La journée électorale du 5 novembre aux États-Unis entraîne un mouvement important du côté des médias. En effet, alors que Kamala Harris et Donald Trump sont au coude à coude dans les sondages, en France, les chaînes de télévision et les radios déploient les grands moyens pour couvrir en direct cette journée électorale à fort enjeu.
J’ai choisis de partir de cet article puisqu’il s’ancre dans un contexte plus qu’actuel et qu’il traite donc de communication politique, un sujet qui m’intéresse beaucoup et que nous n’abordons pas énormément.
Ainsi, pour cette journée le groupe TF1 va délocaliser le studio de LCI à Washington, afin d’être au plus près de l’événement.

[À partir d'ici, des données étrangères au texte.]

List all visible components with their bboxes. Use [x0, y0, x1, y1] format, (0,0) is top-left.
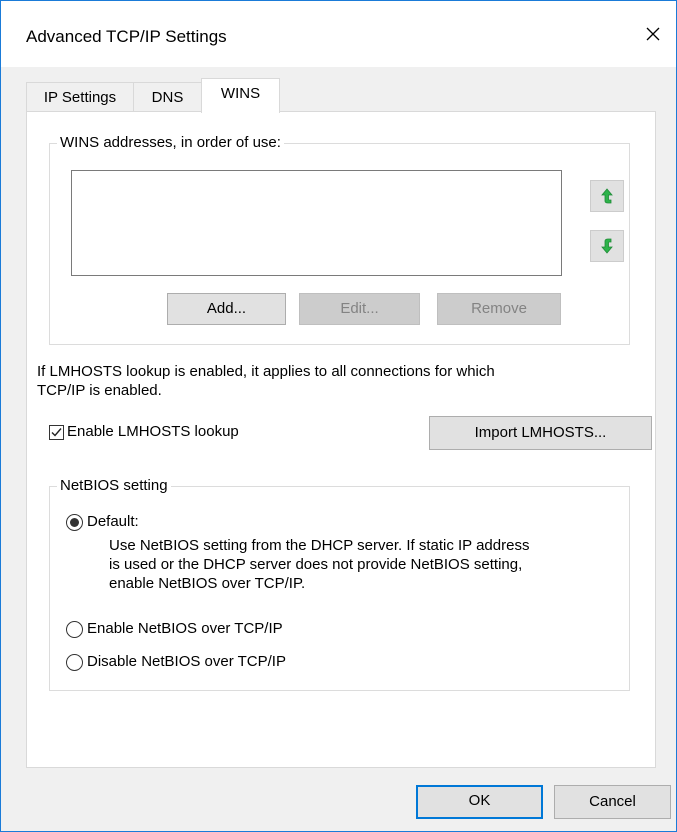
tab-label: WINS: [220, 85, 261, 102]
lmhosts-info-line1: If LMHOSTS lookup is enabled, it applies…: [37, 363, 495, 380]
checkmark-icon: [51, 428, 62, 437]
advanced-tcpip-dialog: Advanced TCP/IP Settings IP Settings DNS…: [0, 0, 677, 832]
wins-group-label: WINS addresses, in order of use:: [57, 133, 284, 153]
close-button[interactable]: [630, 1, 676, 67]
lmhosts-info-line2: TCP/IP is enabled.: [37, 382, 162, 399]
add-button[interactable]: Add...: [167, 293, 286, 325]
tab-label: DNS: [151, 89, 184, 106]
tab-strip: IP Settings DNS WINS: [26, 78, 656, 113]
wins-tab-panel: WINS addresses, in order of use: Add... …: [26, 111, 656, 768]
netbios-enable-radio[interactable]: [66, 621, 83, 638]
enable-lmhosts-checkbox[interactable]: [49, 425, 64, 440]
arrow-down-icon: [601, 238, 613, 254]
wins-addresses-group: WINS addresses, in order of use: Add... …: [49, 133, 630, 345]
enable-lmhosts-label[interactable]: Enable LMHOSTS lookup: [67, 422, 239, 442]
radio-selected-dot: [70, 518, 79, 527]
wins-address-list[interactable]: [71, 170, 562, 276]
arrow-up-icon: [601, 188, 613, 204]
tab-dns[interactable]: DNS: [133, 82, 202, 112]
netbios-group: NetBIOS setting Default: Use NetBIOS set…: [49, 476, 630, 691]
tab-ip-settings[interactable]: IP Settings: [26, 82, 134, 112]
ok-button[interactable]: OK: [416, 785, 543, 819]
netbios-default-desc-line3: enable NetBIOS over TCP/IP.: [109, 575, 306, 592]
remove-button[interactable]: Remove: [437, 293, 561, 325]
cancel-button[interactable]: Cancel: [554, 785, 671, 819]
netbios-default-desc-line1: Use NetBIOS setting from the DHCP server…: [109, 537, 530, 554]
window-title: Advanced TCP/IP Settings: [26, 27, 227, 46]
netbios-enable-label[interactable]: Enable NetBIOS over TCP/IP: [87, 619, 283, 639]
netbios-disable-radio[interactable]: [66, 654, 83, 671]
edit-button[interactable]: Edit...: [299, 293, 420, 325]
close-icon: [646, 27, 660, 41]
netbios-group-label: NetBIOS setting: [57, 476, 171, 496]
move-up-button[interactable]: [590, 180, 624, 212]
title-bar: Advanced TCP/IP Settings: [1, 1, 676, 67]
netbios-default-desc-line2: is used or the DHCP server does not prov…: [109, 556, 523, 573]
netbios-default-label[interactable]: Default:: [87, 512, 139, 532]
move-down-button[interactable]: [590, 230, 624, 262]
tab-label: IP Settings: [43, 89, 117, 106]
import-lmhosts-button[interactable]: Import LMHOSTS...: [429, 416, 652, 450]
netbios-disable-label[interactable]: Disable NetBIOS over TCP/IP: [87, 652, 286, 672]
tab-wins[interactable]: WINS: [201, 78, 280, 113]
netbios-default-radio[interactable]: [66, 514, 83, 531]
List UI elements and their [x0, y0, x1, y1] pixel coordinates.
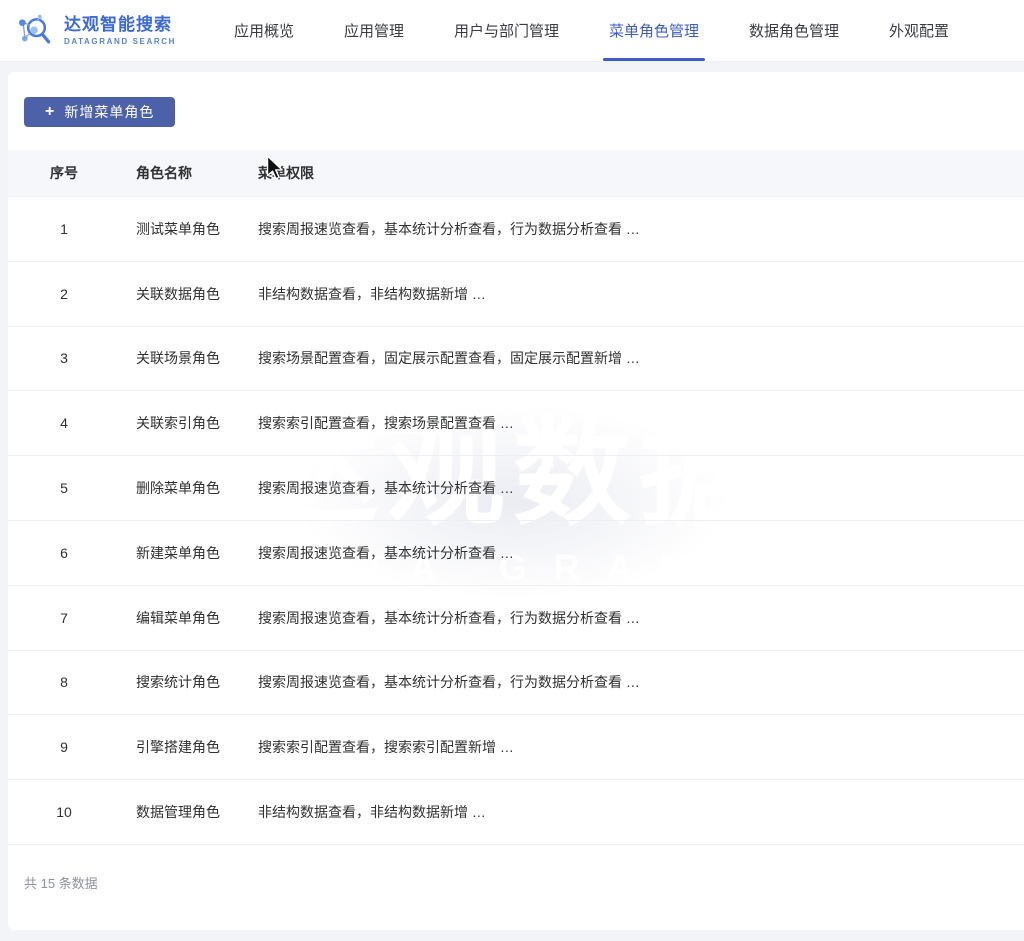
row-role-name: 数据管理角色: [136, 802, 258, 822]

Un rooftop avec vue sur le Capitole a été loué et une équipe d’une quarantaine de personnes a été envoyée pour couvrir le scrutin américain. Ce n’est pas tout puisque France Télévisions assure le journal de 20h depuis le 4 novembre en direct de New-York. France Inter et Franceinfo organisent dans la nuit du 5 au 6 novembre une « Nuit américaine » en compagnie de spécialistes et d’envoyés spéciaux partout aux États-Unis. Enfin, BFMTV, délocalisé depuis dimanche 3 novembre à New York, se compose d’une équipe de onze reporters aux États-Unis.
Nous pouvons alors constater l’importance actuelle pour les médias d’être mobiles et de déployer des moyens toujours plus exceptionnels afin de faire plus d’audience. En effet, la couverture d’événements majeurs crée un engagement accru du public. Le déplacement permet de diversifier les formats de contenu : reportages en direct, interviews, analyses en plateau, et des émissions spéciales. Cela peut aussi inclure des éléments visuels forts tel que des images de foules, ou des décors emblématiques qui captent l’attention des spectateurs.
Enfin, les médias peuvent interagir avec leur audience en temps réel via les réseaux sociaux, recueillir des réactions, et susciter des débats. Cela contribue à créer une communauté autour des événements, incitant les spectateurs à suivre l’actualité et à participer aux discussions.
Cet article est donc intéressant puisqu’il permet de mettre en lumière la manière dont les médias ont du s’adapter pour répondre à des demandes élevés face à des évènements d’importance mondiale.
« Truth Social » : pourquoi Donald Trump lance son propre réseau social
Cette évolution se ressent donc énormément en politique, dans laquelle les médias jouent un rôle toujours plus importants. En effet, les réseaux sociaux permettent aux acteurs politiques de toucher un large public. Ainsi, nous pouvons prendre l’exemple de Donald Trump et de la création de son réseau social « Truth Social ». La création de ce réseau social est né de son bannissement de Twitter, et il se veut « non-censuré ». Comme nous pouvons le lire sur cet article « le lancement d’un réseau social sur lequel il a tout pouvoir est également une brique supplémentaire dans une nouvelle campagne de Donald Trump à l’élection présidentielle de 2024. » Ainsi les médias tel que les réseaux sociaux se montrent importants afin de permettre une communication politique.
Les médias font-ils l’élection ? Ceux qui y croient le plus sont les politiques | France Culture
Cependant, avec des moyens toujours plus exceptionnels déployés par les médias, notamment dans des contextes politiques importants, et par la présence d’acteurs politiques sur les réseaux sociaux, nous pouvons nous demander si les médias peuvent vraiment changer le cours d’une élection.
Cet article de France Culture explique que cette question est constamment réétudiée à cause de l’évolution des médias. Ainsi, des études ont montré que non, les médias ne sont pas si puissants que ça. En effet, l’utilisation de la radio à l’époque, et de la télévision aujourd’hui, ne suffit pas à influencer une élection, il faut prendre en compte d’autres critères tel que l’importance des « opinions leaders », qui ont eux une influence bien plus importante que les médias. Ainsi, des études sociologiques ont pu montrer que ce sont les personnalités politiques qui croient le plus au pouvoir des médias, lorsque ce qui compte le plus dans le façonnement des opinions reste les interactions personnelles.
Nous pouvons donc en conclure que les médias investissent grandement dans le domaine politique afin d’attirer toujours plus d’audience, et que les personnalités politiques investissent les réseaux sociaux car elles voient en eux un bon moyen de communication politique. Cependant, cette communication est limitée puisqu’il existe d’autres facteurs plus influents que la simple présence d’un média dans le choix politique d’un électeur.